Dans son Trésor du Véhicule Suprême (Theg mchog mdzod), Longchenpa définit cette liberté de limites comme une manière de définir l'état naturel qui ne s'exprime dans aucune forme de limitations, à savoir : l'existence (yod pa), la non-existence (med pa), l'apparence (snang ba), et le vide (stong pa). Implicitement, cela signifie que cet état transcende toute définition sommaire du type "c'est ceci" (‘di yin), "ce n'est pas cela" (‘di min).

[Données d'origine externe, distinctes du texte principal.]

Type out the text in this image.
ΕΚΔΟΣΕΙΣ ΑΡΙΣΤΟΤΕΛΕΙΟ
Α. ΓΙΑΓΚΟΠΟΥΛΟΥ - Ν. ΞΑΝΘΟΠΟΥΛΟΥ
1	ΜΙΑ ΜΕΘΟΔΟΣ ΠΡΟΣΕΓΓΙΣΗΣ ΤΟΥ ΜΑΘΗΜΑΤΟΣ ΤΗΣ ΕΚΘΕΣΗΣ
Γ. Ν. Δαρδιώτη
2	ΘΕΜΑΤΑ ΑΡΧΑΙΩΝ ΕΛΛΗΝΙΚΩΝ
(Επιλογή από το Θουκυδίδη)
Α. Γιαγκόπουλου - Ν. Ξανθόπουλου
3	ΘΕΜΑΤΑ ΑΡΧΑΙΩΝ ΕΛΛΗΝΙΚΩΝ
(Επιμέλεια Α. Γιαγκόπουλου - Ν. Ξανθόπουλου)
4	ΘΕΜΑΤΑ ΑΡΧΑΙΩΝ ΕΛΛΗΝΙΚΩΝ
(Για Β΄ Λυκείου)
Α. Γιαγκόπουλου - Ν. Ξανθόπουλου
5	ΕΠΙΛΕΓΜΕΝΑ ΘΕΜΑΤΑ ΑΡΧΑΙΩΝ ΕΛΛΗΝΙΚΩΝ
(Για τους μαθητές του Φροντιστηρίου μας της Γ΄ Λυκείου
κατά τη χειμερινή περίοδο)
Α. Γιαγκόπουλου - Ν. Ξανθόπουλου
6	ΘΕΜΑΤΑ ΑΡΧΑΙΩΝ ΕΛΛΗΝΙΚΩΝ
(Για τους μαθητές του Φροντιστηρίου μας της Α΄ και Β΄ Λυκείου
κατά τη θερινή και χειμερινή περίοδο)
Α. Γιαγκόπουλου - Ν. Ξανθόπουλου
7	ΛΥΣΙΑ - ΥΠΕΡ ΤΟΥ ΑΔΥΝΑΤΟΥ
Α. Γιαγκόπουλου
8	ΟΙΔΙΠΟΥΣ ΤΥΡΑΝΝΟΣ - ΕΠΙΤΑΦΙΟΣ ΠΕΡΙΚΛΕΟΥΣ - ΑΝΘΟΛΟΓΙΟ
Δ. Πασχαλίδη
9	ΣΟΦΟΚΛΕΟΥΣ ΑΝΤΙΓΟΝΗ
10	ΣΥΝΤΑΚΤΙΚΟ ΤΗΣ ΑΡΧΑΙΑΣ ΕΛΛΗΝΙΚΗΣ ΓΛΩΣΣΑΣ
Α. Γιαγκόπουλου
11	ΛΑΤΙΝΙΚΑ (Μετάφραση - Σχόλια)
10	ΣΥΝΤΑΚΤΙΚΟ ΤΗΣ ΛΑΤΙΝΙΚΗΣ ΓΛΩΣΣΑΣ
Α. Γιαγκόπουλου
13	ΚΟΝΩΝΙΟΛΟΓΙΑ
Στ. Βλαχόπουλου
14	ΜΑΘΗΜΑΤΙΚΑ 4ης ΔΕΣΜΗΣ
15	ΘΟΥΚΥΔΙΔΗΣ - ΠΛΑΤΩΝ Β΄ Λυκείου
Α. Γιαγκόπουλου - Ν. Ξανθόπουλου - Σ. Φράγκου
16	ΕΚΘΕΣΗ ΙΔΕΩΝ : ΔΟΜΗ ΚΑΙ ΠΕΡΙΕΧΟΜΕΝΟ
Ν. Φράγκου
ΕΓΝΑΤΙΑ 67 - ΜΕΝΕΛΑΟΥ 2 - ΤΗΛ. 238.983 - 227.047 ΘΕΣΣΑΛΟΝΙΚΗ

Dans la mesure où elle est vierge de limitations, la Vue qui sous-tend cette modalité de la liberté est appelée "Vue qui ne conceptualise pas le centre" (dbus mi dmigs pa'i lta ba), la notion de centre (dbus) étant, paradoxalement, conçue comme un extrême établi en fonction de limitations (par l'exclusion de la notion de périphérie par exemple).

Dans le Dzogchen, cette notion impliquant un mode de libération hors de toute limite intervient de manière particulièrement pertinente dans le contexte de l'Epiphanie de la Base (gzhi snang) et forme ainsi l'un des six modes d'émergence des manifestations jaillissant de l'état naturel. Elle implique tout simplement que l'état naturel ne s'exprime pas en fonction des deux extrêmes. En fait, lorsque l'on ne reconnaît pas la nature de l'épiphanie, on s'égare et les proliférations conceptuelles se développent au point que tout est appréhendé selon un mode dualiste. En revanche, lorsque l'on renverse l'entrée dans le mode saṃsārique, on se tient directement dans l'expérience de l'état naturel, c'est-à-dire au "centre" (dbus) vierge des deux extrêmes. A ce stade, l'égarement dans ces extrêmes se libère naturellement en sorte que les conceptions erronées qui caractérisaient le mode de l'égarement ('khrul tshul) apparaissent désormais en tant que Sagesses (ye shes). L'Eveil consiste à ne pas régresser de ce niveau de réalisation.